Arap dünyasından Abu Dabi'deki İHA saldırısına kınama

Fotoğraf: AA
Fotoğraf: AA
TT

Arap dünyasından Abu Dabi'deki İHA saldırısına kınama

Fotoğraf: AA
Fotoğraf: AA

Arap ülkeleri, Yemen'deki İran destekli Husi milislerin Birleşik Arap Emirliği'nin (BAE) başkenti Abu Dabi'ye silahlı insansız hava aracıyla (İHA) düzenlediği saldırıyı kınadı.
Suudi Arabistan Dışişleri Bakanlığı, yayımladığı kınama açıklamasında güvenlik ve istikrarı tehdit eden her durum karşısında BAE'nin yanında olduğunu vurguladı.
Ürdün Dışişleri Bakanlığı da yaptığı yazılı açıklamada, 3 kişinin hayatını kaybettiği saldırıyı "korkak terör saldırısı" olarak nitelendirdi. Açıklamada, BAE'nin güvenliğinin, Ürdün'ün güvenliğinin ayrılmaz bir parçası olduğu ifade edildi.
Ürdün Kralı Abdullah'ın da Abu Dabi Veliaht Prensi Muhammed bin Zayid'i arayarak saldırıyı kınadığı ve Ürdün'ün BAE'nin yanında olduğunu ilettiği kaydedildi.

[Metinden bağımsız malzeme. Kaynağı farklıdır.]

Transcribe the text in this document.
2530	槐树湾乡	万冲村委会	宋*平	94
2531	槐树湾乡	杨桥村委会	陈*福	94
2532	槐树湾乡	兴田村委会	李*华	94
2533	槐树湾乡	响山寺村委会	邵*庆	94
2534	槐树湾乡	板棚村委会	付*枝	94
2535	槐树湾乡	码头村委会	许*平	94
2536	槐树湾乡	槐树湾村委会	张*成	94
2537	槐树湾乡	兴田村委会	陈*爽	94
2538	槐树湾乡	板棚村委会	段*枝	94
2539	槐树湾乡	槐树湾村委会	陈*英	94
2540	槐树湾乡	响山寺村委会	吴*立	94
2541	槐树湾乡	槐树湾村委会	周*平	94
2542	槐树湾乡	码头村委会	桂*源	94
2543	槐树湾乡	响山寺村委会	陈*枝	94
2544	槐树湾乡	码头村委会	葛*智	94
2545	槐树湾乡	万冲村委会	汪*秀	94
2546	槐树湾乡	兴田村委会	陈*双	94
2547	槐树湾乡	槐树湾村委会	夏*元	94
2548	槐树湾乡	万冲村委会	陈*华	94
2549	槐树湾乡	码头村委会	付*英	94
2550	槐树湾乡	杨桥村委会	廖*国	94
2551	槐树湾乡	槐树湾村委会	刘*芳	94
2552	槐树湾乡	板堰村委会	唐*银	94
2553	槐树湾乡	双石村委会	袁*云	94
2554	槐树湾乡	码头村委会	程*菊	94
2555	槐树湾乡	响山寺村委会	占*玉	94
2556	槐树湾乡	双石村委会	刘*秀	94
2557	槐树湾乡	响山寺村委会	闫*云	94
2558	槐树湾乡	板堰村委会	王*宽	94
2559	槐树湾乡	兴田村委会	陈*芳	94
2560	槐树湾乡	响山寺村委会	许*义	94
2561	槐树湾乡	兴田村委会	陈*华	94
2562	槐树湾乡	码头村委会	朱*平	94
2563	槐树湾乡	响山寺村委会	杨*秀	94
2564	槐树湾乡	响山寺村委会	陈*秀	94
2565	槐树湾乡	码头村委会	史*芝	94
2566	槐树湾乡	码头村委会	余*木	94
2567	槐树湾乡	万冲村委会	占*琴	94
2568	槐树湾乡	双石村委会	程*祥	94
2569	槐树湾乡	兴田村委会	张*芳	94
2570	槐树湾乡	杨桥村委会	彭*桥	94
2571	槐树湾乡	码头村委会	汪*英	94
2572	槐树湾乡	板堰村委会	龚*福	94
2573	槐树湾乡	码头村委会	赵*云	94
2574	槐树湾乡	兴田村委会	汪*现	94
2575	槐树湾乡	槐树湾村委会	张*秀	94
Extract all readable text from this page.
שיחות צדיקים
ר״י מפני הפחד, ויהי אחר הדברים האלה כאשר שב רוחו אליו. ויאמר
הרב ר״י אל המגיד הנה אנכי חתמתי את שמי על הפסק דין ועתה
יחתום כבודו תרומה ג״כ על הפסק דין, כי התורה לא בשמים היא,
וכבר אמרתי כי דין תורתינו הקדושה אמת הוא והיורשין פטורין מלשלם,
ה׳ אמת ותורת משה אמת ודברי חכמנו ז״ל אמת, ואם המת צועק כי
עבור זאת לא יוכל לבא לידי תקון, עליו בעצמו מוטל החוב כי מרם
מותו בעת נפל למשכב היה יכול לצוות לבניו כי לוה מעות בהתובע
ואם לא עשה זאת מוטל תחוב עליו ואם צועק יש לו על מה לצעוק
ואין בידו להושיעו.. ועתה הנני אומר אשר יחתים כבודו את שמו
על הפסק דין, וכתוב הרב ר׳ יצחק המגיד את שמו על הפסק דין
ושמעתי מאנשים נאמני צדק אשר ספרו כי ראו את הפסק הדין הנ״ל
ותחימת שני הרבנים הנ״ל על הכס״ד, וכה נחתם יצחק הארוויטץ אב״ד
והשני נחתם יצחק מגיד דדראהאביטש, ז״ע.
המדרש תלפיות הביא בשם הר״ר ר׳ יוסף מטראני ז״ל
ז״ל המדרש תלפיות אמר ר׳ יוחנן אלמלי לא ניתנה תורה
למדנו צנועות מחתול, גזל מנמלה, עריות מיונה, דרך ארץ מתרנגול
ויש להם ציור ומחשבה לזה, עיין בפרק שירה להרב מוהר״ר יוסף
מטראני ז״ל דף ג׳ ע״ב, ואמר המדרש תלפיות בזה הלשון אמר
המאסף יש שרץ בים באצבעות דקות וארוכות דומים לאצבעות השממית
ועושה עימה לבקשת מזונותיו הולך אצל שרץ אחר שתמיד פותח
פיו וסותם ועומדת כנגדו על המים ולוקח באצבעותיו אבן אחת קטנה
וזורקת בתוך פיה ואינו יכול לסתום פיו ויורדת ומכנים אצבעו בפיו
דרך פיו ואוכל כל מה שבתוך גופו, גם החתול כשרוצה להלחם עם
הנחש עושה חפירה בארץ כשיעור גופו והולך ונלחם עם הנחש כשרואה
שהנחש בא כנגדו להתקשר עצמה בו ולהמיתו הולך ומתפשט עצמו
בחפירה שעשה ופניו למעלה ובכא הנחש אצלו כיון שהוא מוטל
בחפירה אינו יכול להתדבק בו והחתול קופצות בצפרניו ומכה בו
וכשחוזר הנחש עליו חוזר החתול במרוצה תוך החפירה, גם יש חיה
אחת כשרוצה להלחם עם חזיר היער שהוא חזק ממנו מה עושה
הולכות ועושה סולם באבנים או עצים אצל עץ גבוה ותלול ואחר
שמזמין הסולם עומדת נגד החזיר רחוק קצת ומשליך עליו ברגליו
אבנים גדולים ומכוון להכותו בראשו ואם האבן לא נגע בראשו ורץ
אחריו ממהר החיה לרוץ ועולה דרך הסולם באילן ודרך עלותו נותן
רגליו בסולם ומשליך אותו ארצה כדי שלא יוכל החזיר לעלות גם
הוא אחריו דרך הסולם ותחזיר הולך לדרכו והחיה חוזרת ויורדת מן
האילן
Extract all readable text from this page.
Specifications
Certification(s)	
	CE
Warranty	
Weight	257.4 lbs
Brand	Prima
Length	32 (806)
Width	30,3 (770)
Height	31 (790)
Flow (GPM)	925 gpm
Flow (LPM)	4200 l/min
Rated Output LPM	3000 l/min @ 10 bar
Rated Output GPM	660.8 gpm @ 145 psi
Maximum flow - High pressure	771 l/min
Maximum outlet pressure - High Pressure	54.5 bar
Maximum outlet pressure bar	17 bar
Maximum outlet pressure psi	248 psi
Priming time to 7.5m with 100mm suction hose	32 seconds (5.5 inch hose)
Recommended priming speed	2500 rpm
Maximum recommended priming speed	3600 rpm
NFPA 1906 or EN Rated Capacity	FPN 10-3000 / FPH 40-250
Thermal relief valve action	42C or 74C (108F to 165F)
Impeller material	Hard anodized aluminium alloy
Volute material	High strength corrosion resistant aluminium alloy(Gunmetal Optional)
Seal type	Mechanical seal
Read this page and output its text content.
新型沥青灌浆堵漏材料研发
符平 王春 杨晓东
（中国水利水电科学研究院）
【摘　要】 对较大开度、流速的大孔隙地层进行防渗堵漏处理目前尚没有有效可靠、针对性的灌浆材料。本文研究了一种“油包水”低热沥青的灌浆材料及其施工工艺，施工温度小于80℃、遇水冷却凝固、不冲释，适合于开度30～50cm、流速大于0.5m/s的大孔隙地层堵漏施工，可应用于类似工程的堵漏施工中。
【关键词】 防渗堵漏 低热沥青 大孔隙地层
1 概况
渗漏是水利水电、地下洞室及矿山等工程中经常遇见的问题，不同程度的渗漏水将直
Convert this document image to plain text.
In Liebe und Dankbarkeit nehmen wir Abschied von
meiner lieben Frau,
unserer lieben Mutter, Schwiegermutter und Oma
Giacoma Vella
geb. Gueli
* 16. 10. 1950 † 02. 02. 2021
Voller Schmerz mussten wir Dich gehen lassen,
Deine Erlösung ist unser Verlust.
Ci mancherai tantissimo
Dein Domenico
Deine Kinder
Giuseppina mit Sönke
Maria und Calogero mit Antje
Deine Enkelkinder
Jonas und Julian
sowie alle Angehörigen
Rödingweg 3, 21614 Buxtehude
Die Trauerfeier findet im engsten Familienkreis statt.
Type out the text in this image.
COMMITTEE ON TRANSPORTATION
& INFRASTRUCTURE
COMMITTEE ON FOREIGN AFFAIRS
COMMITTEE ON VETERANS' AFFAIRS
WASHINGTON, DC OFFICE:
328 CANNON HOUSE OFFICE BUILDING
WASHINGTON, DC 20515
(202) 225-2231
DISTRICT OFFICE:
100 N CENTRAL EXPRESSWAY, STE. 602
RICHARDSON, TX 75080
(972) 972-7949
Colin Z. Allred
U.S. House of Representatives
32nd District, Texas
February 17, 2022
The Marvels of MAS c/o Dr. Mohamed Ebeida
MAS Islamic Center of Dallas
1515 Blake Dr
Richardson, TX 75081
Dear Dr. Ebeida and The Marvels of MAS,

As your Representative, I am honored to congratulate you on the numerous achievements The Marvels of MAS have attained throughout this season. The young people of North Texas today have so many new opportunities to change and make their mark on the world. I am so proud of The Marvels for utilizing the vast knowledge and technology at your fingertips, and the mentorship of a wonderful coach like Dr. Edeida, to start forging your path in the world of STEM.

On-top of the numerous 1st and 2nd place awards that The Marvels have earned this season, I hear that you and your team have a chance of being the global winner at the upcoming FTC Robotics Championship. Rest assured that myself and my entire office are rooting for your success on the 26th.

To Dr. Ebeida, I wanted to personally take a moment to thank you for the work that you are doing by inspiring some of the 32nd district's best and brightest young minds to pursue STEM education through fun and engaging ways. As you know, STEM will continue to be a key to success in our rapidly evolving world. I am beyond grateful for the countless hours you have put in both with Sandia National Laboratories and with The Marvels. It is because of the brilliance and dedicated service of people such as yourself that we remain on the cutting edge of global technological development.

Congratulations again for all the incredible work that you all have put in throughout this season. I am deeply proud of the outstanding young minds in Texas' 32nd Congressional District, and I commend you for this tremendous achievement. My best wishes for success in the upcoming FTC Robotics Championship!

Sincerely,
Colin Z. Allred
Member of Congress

Kuveyt'ten BM Güvenlik Konseyine çağrı
Kuveyt Dışişleri Bakanlığı ise BM Güvenlik Konseyine "Husi milislerin saldırgan davranışlarına son vermesi ve uluslararası barış ve güvenliği koruması" çağrısında bulundu.
Bahreyn Dışişleri Bakanlığı, saldırının BAE egemenliğinin apaçık ihlali olduğunu belirterek, bu eylemlerle mücadelede BAE'nin atacağı tüm adımların desteklendiğini kaydetti.

Lübnan'dan dayanışma mesajı
Lübnan Başbakanı Necib Mikati, yayımladığı yazılı açıklamada, saldırıya karşı BAE ile dayanışma içinde olduğunu belirtti.
Eski Lübnan Başbakanı ve Sünni Müstakbel Hareketi lideri Saad Hariri de saldırıyı kınayarak, Arap dünyasının, "Körfez bölgesinin güvenliğini ve halkını koruyan bir duruş sergilemesi ve İran yayılmacılığının durdurulması" çağrısında bulundu.
Yemen Dışişleri Bakanlığı kınama açıklamasında, "Bu saldırı, İran destekli Husilerin, Marib ve Şebve cephelerindeki yenilgilerinin ardından yaşadığı kafa karışıklığı ve hayal kırıklığını gösteriyor" ifadelerini kullandı.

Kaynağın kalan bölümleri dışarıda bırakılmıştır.